五右衛門は子供と一緒に処刑されたことになっているが、高温の釜の中で自分が息絶えるまで子供を持ち上げていた説と、苦しませないようにと一思いに子供を釜に沈めた説がある。しかし、縛られもせずに釜の中に入れられることは不自然であり、子供を持ち上げることはできない。後者が自然だろう。五右衛門は長年に亘って盗みや殺人を繰り返しており、処刑自体は当然のことである。朝鮮出兵の最中、国内は男子がいなくなり、治安は良くなかった。そこを荒らし回ったのであるから目をつけられ、見せしめに一網打尽にされたのだろう。それにしても、何故一族郎党が一挙に処刑されたのか。これについては様々な説があって、一つには豊臣秀吉暗殺説がある。忍者出身の五右衛門は秀吉暗殺を請け負い、隙を伺ううちに発覚して捕まったという。これなら一族郎党が処刑されても不自然ではない。もう一つは、秀吉の寝室に忍び込んだ際、千鳥の香炉が鳴いて知らせた為、捕えられたというもの。直接、秀吉の香炉を狙う等とは不敬極まりなく、治安を大幅に乱すからだろう。因みに、釜茹での刑は古くは中国で行なわれており、反乱分子を釜茹でにした後、肉を諸侯に食べさせた事例等もある。古代ローマではキリスト教徒に対する処刑方法としてよく使われた。

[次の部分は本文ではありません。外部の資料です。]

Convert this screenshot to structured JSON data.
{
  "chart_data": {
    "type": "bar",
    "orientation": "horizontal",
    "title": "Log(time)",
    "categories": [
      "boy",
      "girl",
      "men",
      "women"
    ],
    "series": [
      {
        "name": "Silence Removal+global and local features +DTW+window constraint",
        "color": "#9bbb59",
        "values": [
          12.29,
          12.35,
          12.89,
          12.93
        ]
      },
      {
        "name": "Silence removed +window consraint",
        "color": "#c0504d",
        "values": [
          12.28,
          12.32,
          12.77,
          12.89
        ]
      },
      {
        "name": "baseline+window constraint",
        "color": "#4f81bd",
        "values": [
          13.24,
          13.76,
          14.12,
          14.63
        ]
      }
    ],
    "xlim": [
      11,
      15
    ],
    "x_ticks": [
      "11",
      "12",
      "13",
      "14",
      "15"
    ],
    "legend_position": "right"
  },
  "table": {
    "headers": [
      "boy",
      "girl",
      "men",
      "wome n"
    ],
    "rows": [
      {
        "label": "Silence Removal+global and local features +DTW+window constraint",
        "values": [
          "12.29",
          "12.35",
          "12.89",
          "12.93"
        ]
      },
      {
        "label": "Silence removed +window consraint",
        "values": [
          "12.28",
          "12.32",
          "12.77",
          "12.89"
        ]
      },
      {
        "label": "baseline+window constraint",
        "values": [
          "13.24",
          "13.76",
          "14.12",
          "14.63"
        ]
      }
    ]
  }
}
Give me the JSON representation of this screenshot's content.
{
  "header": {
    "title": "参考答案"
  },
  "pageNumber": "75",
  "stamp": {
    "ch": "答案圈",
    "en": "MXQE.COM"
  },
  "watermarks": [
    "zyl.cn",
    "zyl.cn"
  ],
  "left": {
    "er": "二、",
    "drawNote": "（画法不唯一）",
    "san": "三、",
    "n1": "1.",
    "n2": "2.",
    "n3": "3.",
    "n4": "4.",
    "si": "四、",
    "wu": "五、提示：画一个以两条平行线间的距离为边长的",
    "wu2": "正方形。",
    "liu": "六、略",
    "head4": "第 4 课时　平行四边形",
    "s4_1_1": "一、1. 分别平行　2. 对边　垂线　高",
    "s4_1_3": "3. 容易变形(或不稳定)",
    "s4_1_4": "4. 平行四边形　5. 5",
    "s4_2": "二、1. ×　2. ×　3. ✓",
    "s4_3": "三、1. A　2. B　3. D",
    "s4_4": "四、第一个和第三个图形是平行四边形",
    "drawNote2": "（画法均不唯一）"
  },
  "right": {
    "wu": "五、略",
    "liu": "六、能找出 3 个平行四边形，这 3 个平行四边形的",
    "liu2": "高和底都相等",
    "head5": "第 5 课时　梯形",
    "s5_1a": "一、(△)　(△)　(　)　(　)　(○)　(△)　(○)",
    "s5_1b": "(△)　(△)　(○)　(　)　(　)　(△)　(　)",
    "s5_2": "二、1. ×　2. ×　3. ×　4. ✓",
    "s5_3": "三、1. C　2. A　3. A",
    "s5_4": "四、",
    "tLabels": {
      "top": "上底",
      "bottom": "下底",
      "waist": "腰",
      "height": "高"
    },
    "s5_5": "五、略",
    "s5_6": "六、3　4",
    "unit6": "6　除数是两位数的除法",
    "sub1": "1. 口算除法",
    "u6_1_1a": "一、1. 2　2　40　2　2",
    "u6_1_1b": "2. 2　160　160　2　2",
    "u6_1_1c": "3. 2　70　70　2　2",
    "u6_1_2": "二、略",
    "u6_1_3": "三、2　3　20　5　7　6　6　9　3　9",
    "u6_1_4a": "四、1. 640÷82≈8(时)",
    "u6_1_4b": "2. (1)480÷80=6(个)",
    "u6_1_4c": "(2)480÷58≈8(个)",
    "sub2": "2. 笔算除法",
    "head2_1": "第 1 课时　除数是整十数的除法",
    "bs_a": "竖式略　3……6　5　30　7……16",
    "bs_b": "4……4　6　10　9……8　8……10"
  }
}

日本では戦国時代末期に織田氏、武田氏を始め、讃岐の仙石氏、会津の蒲生氏等が治めた地でも、釜茹での刑が行なわれていたとされる。秀吉に高い評価を受け、会津90万石を領した大大名の蒲生氏郷は、この刑を好んで行ない、大釜を鋳造し、罪人に木靴を履かせて、ゆっくりと烹殺。これも油を注いだ為、瞬時に沸騰して皮膚が赤爛れとなる惨刑だったと言われている。江戸時代に入ってからは、元和年間(※1615~1624年)に姦通の末に夫を殺害した田上弥右衛門の妻・たねが、釜煎りの刑に処されている。また金沢藩で、寛文6(1666)年、奉公先の家等6ヵ所に放火し、金銀等を盗取った女のぬいが、釜煎りにされた記録がある。しかし、これ以降、流石に残虐過ぎて中止されたようだ。石川五右衛門の墓所は、現在、京都の『大雲院』にある。大雲院は浄土宗の単立寺院で、天正年間に織田信長・信忠父子の菩提を弔う為、貞安上人が創建した。天下の覇者と大泥棒の組み合わせは、何とも皮肉なものである。辞世の句は“石川や 浜の真砂は 尽きぬとも 世に盗人の 種は尽きまじ”。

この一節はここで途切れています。